A rapid and effective immobilization of yeast cells was demonstrated on PIII treated polymer surfaces. The immobilization does not inhibit the ability of yeast cells to produce ethanol. A model was developed to describe the different mechanisms of rehydrated yeast attachment to untreated and PIII treated surfaces. Yeast cells attach to the untreated surface by hydrophobic interactions while they attach to the PIII treated surface by covalent bonds. The immobilization of yeast cells on the PIII treated surface was found to greatly enhance their resistance to shear forces.

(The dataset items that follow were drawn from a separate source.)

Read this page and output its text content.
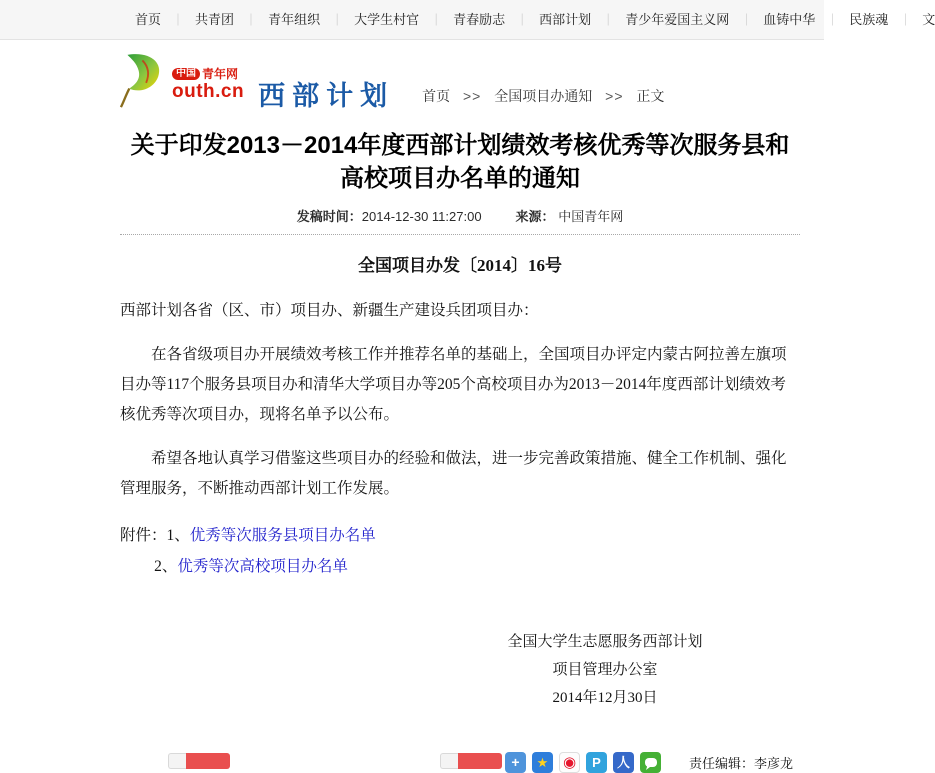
首页 ｜ 共青团 ｜ 青年组织 ｜ 大学生村官 ｜ 青春励志 ｜ 西部计划 ｜ 青少年爱国主义网 ｜ 血铸中华 ｜ 民族魂 ｜ 文
中国 青年网
outh.cn 西部计划 首页 >> 全国项目办通知 >> 正文
关于印发2013－2014年度西部计划绩效考核优秀等次服务县和高校项目办名单的通知
发稿时间：2014-12-30 11:27:00	来源： 中国青年网
全国项目办发〔2014〕16号
西部计划各省（区、市）项目办、新疆生产建设兵团项目办：
在各省级项目办开展绩效考核工作并推荐名单的基础上，全国项目办评定内蒙古阿拉善左旗项目办等117个服务县项目办和清华大学项目办等205个高校项目办为2013－2014年度西部计划绩效考核优秀等次项目办，现将名单予以公布。
希望各地认真学习借鉴这些项目办的经验和做法，进一步完善政策措施、健全工作机制、强化管理服务，不断推动西部计划工作发展。
附件：1、优秀等次服务县项目办名单
2、优秀等次高校项目办名单
全国大学生志愿服务西部计划
项目管理办公室
2014年12月30日
+ ★ ◉ P 人	责任编辑：李彦龙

In low ionic strength solution, pH was found to be a control factor for the immobilization through the effect of surface and molecule charges. Acidic buffers (pH 3-5) facilitate the immobilization on the PIII treated surface while alkaline buffers (pH 6-10) prevent it. Allylamine exposure was demonstrated to reduce the negative charge of the PIII treated surface in solution and thereby improve the yeast attachment.
CelB, an enzyme which has both endo- and exo-glucanase activities, was covalently immobilized on a PIII treated polymer. Immobilized celB shows the Arrhenius behaviour of the activity as a function of temperature. Approximately 70% of the immobilized celB activity was retained after 4 usage cycles. When used together with immobilized ß-glucosidase, immobilized celB activity is enhanced.
A simultaneous saccharification and fermentation process using immobilized enzymes (celB and ß-glucosidase) and immobilized yeast cells under a flow regime was demonstrated to illustrate the potential of using this immobilization technique in continuous flow processes with increased utilisation of expensive enzymes.